1. Get Excited About the USMNT in Copa America, Sports On Earth. As I’ve mentioned before with movies, it is considerably more fun to write about things you love unconditionally (and thus have to justify it) than it is to write about things that are awful (because anyone can just pile on). I love the US Soccer teams more than I have any right to and will accept no contradictory evidence. We should all write like yokels more often. It might be my most marketable skill. (Also: That game last night did not go well!)

2. Be Relieved the Warriors’ Journey Isn’t Over, Sports On Earth. On Zack Lowe’s podcast this week, Jeff Van Gundy said that if the Warriors had lost, he would have needed “grief counselors” for the media. I am absolutely one of the people he was talking about.

3. The World Cup of Corruption, The Wall Street Journal. I love reviewing books for the WSJ, because they’re one of the rare places that encourages — even solicits — negative reviews. I’d say most of my reviews for them have been positive (though this one wasn’t), but it is understood there that book criticism is meant to be a contact sport. This would seem obvious, but I find most book review sections are sedate and congratulatory anymore, which isn’t inherently a bad thing; I read a lot of books that deserve legitimate congratulations! But as book reviews have become scarcer, there is a sense that we all need to be nicer, even if the work doesn’t deserve someone being nice to it, as if writing about a book is supposed to be polite and praising, no matter what. I love that the WSJ discourages this. It’s sort of sad that they’d deserve special notice for this, but they do. If you don’t tell people when something isn’t good, how will they ever believe you when you tell them something is?

4. A Rematch With the Warriors Was What LeBron Needed, Sports On Earth. Straightforward, here-are-the-narrative-stakes sports columns aren’t necessarily my strike zone, but from time to time, they have their utility. I think this was one of those times.

5. Culture Caucus Podcast: Heilemann, Leitch on “O.J.: Made in America,” Bloomberg Politics.
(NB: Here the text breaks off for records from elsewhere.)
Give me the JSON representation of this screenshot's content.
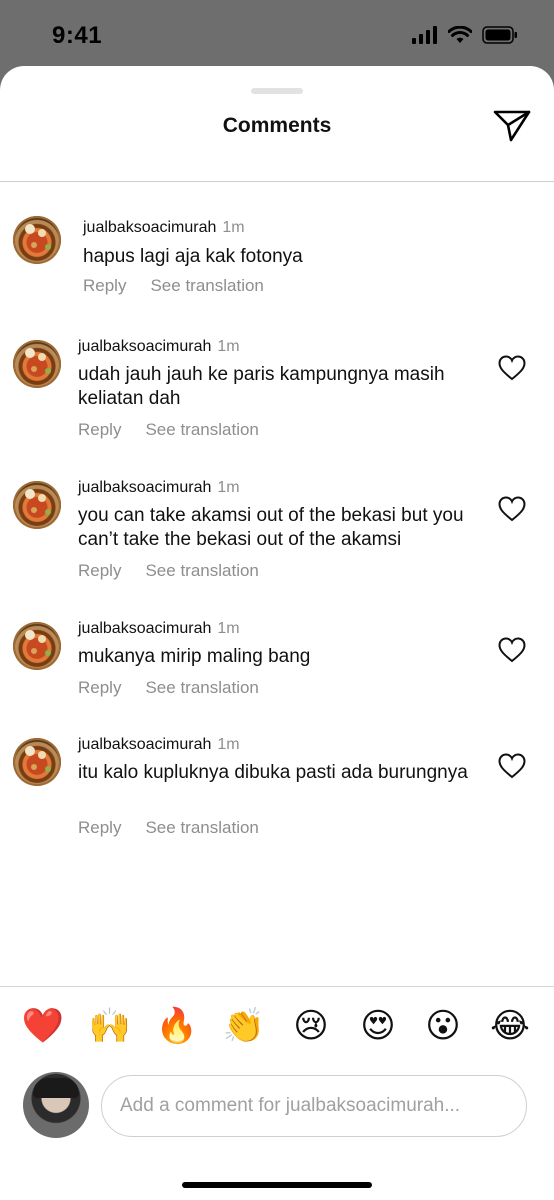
{
  "status": {
    "time": "9:41"
  },
  "sheet": {
    "title": "Comments"
  },
  "comments": [
    {
      "username": "jualbaksoacimurah",
      "time": "1m",
      "text": "hapus lagi aja kak fotonya",
      "reply": "Reply",
      "translate": "See translation"
    },
    {
      "username": "jualbaksoacimurah",
      "time": "1m",
      "text": "udah jauh jauh ke paris kampungnya masih keliatan dah",
      "reply": "Reply",
      "translate": "See translation"
    },
    {
      "username": "jualbaksoacimurah",
      "time": "1m",
      "text": "you can take akamsi out of the bekasi but you can’t take the bekasi out of the akamsi",
      "reply": "Reply",
      "translate": "See translation"
    },
    {
      "username": "jualbaksoacimurah",
      "time": "1m",
      "text": "mukanya mirip maling bang",
      "reply": "Reply",
      "translate": "See translation"
    },
    {
      "username": "jualbaksoacimurah",
      "time": "1m",
      "text": "itu kalo kupluknya dibuka pasti ada burungnya",
      "reply": "Reply",
      "translate": "See translation"
    }
  ],
  "emojis": [
    "❤️",
    "🙌",
    "🔥",
    "👏",
    "😢",
    "😍",
    "😮",
    "😂"
  ],
  "composer": {
    "placeholder": "Add a comment for jualbaksoacimurah..."
  },
  "icons": {
    "send": "paper-plane-icon",
    "like": "heart-outline-icon"
  }
}
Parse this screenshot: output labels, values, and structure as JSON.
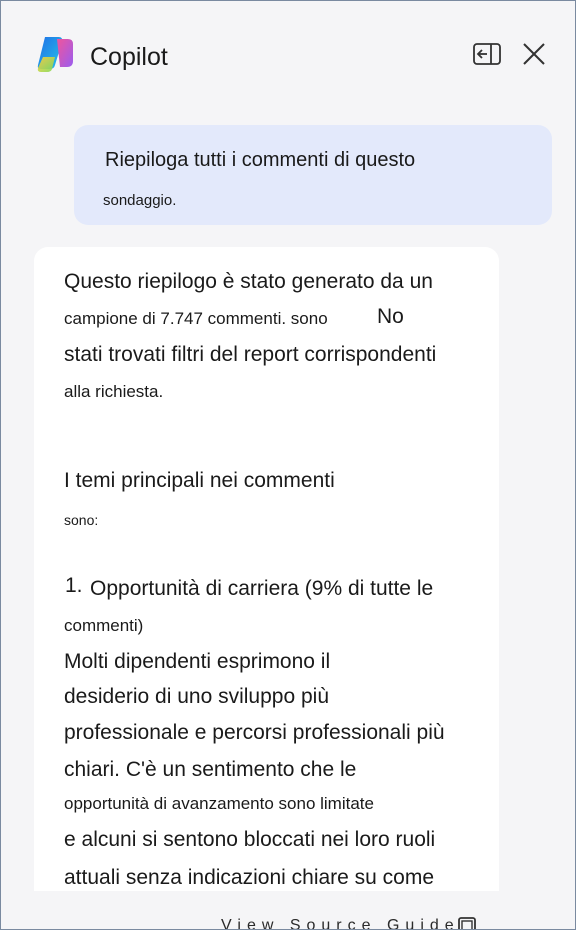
{
  "header": {
    "title": "Copilot",
    "logo_icon": "copilot-logo-icon",
    "panel_icon": "open-panel-icon",
    "close_icon": "close-icon"
  },
  "user_message": {
    "line1": "Riepiloga tutti i commenti di questo",
    "line2": "sondaggio."
  },
  "response": {
    "p1": {
      "l1": "Questo riepilogo è stato generato da un",
      "l2": "campione di 7.747 commenti. sono",
      "l2b": "No",
      "l3": "stati trovati filtri del report corrispondenti",
      "l4": "alla richiesta."
    },
    "p2": {
      "l1": "I temi principali nei commenti",
      "l2": "sono:"
    },
    "item1": {
      "number": "1.",
      "l1": "Opportunità di carriera (9% di tutte le",
      "l2": "commenti)",
      "l3": "Molti dipendenti esprimono il",
      "l4": "desiderio di uno sviluppo più",
      "l5": "professionale e percorsi professionali più",
      "l6": "chiari. C'è un sentimento che le",
      "l7": "opportunità di avanzamento sono limitate",
      "l8": "e alcuni si sentono bloccati nei loro ruoli",
      "l9": "attuali senza indicazioni chiare su come"
    }
  },
  "footer": {
    "partial_text": "View Source Guide",
    "icon": "copy-icon"
  },
  "colors": {
    "panel_bg": "#f5f5f7",
    "user_bubble_bg": "#e3e9fb",
    "card_bg": "#ffffff",
    "frame_border": "#7a8aa0"
  }
}
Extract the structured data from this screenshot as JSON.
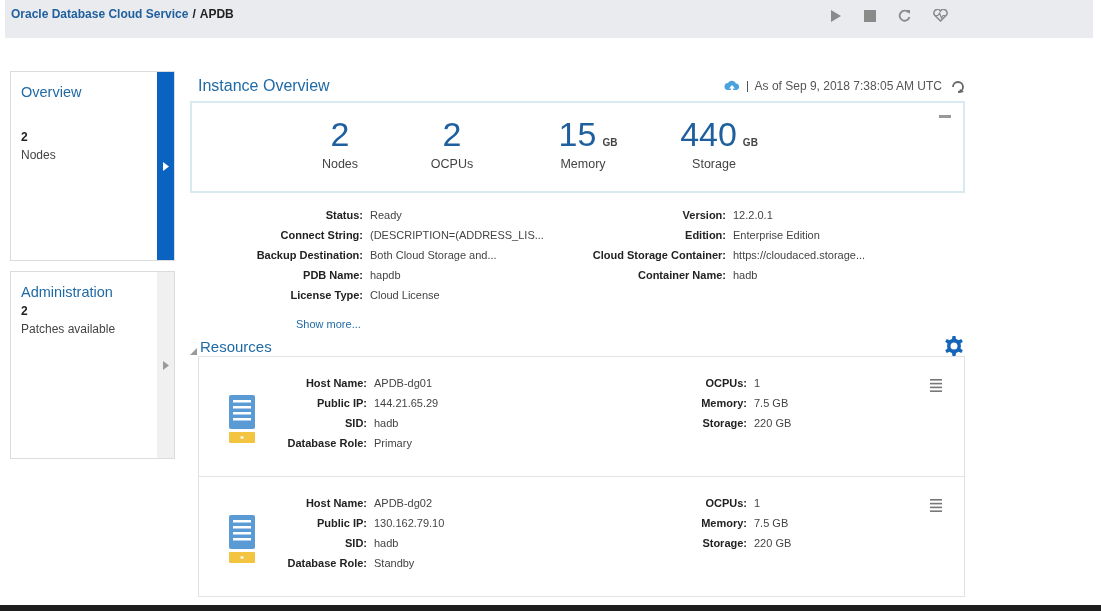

This is my writeup of a particularly enjoyable podcast. By next week, I will have talked about O.J. Made in America on three of my four podcasts. Go see it, that’s what I’m trying to tell you.

6. So Many Dumb Stories This Month. We Ranked Them, Sports On Earth. My monthly dumb sports stories column. I know I joke about this a lot, but seriously, it is batshit insane that we’ve been talking about Deflategate for 500 days now. Babies born on the day of Deflategate can walk and talk now.

7. Choosing Divisional All-Star Teams Based on WAR, Sports On Earth. My version of Summer Fridays is doing labor-intensive baseball statistical research columns.

8. Vote in the Final of Our Best MLB Jersey Bracket, Sports On Earth. Royals fans are insane.

Three podcasts this week. As I say every week: If you are the sort to subscribe to a weekly newsletter, I would have to think it wouldn’t be too much of a hassle to subscribe to one of the four (!) podcasts I do. Here they are:

The Will Leitch Experience, talking with Ezra Edelman, director of O.J.: Made in America.

Grierson & Leitch, this week discussing “X-Men: Apocalypse,” “Alice Through the Looking Glass” and “Midnight Run.”

Culture Caucus, with John Heilemann, also talking with Ezra Edelman, director of O.J.: Made in America. (Ezra is very sick of me by now.)

Waitin’ Since Last Saturday, no new episode, probably won’t be for a while, but I’ll keep listed it here so you will subscribe.

Also, congratulations to my friends at The Ringer on a successful launch this week. That site was excellent on day one, a scary proposition.

Have a great weekend, everyone, and USA! USA! USA! USA! USA! USA! USA! USA! USA!